The U.S. census, which began in 1790, provides data on the population and has therefore been a fairly non-partisan, non-political event. That all changed under President Trump.

The Trump administration had been pushing for a question on the upcoming 2020 census that would ask if an individual has citizenship. Although news reports said earlier this week that the Department of Commerce under Secretary Wilbur Ross would drop the initiative, Trump has said the reports are "fake" and "we are moving forward."

The Trump administration touted the question as a way to have a more clear idea of how many non-citizens there are in the country. Such information could possibly assist the administration in its attempts to curb illegal immigration.

The administration also believes that it would help the government implement parts of the Voting Rights Act of 1965, which protects minority voters.

Opponents say that such a question could decrease the number of responses to the census survey, which could lead to inaccurate figures. Those without citizenship might be afraid to tell the government. Civil rights groups believe it hurts minority communities and there have been protests across the country on the issue.

The Supreme Court recently stopped an appeal from the Trump administration, while more than two dozen states have filed lawsuits challenging the question.

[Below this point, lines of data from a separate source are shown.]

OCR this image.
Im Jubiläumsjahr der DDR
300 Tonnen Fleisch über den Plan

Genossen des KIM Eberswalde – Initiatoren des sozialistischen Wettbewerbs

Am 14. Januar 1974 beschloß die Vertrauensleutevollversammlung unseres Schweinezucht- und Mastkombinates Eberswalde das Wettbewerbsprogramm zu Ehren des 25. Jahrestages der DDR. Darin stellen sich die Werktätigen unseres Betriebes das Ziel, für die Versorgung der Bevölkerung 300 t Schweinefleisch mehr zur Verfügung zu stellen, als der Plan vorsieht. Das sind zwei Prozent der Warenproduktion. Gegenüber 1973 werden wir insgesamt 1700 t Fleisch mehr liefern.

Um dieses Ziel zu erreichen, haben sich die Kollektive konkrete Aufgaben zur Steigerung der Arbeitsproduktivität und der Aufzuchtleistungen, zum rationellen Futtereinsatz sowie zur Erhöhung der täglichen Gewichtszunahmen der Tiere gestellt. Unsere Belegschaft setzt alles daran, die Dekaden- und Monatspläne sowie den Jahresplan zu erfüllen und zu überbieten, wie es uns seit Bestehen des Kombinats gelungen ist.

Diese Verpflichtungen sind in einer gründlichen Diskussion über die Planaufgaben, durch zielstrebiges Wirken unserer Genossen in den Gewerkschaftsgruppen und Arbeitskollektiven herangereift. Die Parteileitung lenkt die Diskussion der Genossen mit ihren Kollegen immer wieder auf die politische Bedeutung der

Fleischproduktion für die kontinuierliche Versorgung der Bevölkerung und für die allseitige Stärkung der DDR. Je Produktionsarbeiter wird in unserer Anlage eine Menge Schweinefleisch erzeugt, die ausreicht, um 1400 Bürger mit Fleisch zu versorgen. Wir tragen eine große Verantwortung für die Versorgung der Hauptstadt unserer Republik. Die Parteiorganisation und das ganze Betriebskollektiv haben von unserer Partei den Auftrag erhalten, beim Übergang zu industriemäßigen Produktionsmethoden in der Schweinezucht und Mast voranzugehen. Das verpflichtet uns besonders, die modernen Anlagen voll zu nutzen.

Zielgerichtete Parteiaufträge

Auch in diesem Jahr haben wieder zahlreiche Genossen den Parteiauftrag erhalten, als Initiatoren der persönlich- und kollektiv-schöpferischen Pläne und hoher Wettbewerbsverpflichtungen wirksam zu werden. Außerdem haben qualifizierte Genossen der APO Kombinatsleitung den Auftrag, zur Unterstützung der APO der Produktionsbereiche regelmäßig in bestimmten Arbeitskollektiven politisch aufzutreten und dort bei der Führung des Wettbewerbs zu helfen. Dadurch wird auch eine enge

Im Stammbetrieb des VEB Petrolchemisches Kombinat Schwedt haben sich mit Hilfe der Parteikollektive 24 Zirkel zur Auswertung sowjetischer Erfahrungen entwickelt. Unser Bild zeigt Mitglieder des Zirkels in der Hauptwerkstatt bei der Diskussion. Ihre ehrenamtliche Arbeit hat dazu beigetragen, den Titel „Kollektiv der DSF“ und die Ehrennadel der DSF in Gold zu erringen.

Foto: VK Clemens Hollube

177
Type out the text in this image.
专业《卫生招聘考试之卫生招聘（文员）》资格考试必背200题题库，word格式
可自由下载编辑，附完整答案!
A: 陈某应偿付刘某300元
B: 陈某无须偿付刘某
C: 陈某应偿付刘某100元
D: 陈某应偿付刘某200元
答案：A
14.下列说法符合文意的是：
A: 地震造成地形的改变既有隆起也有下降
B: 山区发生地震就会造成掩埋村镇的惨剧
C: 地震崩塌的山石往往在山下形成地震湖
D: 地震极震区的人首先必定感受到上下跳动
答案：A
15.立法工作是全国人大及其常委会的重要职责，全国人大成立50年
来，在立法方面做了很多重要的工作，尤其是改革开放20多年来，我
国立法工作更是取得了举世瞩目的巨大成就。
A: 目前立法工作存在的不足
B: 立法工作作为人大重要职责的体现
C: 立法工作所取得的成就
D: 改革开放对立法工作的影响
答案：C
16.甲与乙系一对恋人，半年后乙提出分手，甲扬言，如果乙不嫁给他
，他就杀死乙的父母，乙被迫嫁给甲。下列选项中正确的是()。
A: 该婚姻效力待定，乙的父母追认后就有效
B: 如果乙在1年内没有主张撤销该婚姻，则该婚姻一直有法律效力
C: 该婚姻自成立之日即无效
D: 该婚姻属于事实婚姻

The census is conducted every 10 years by the Census Bureau, a government agency that collects the data. The federal government then uses the information as data to monitor the changes in the country's population and also allocate the seats of the House of Representatives. The survey also helps distribute billions of dollars across the country for services such as schools, fire departments and hospitals.

The census is mandated by Article 1, Section 2 of the Constitution.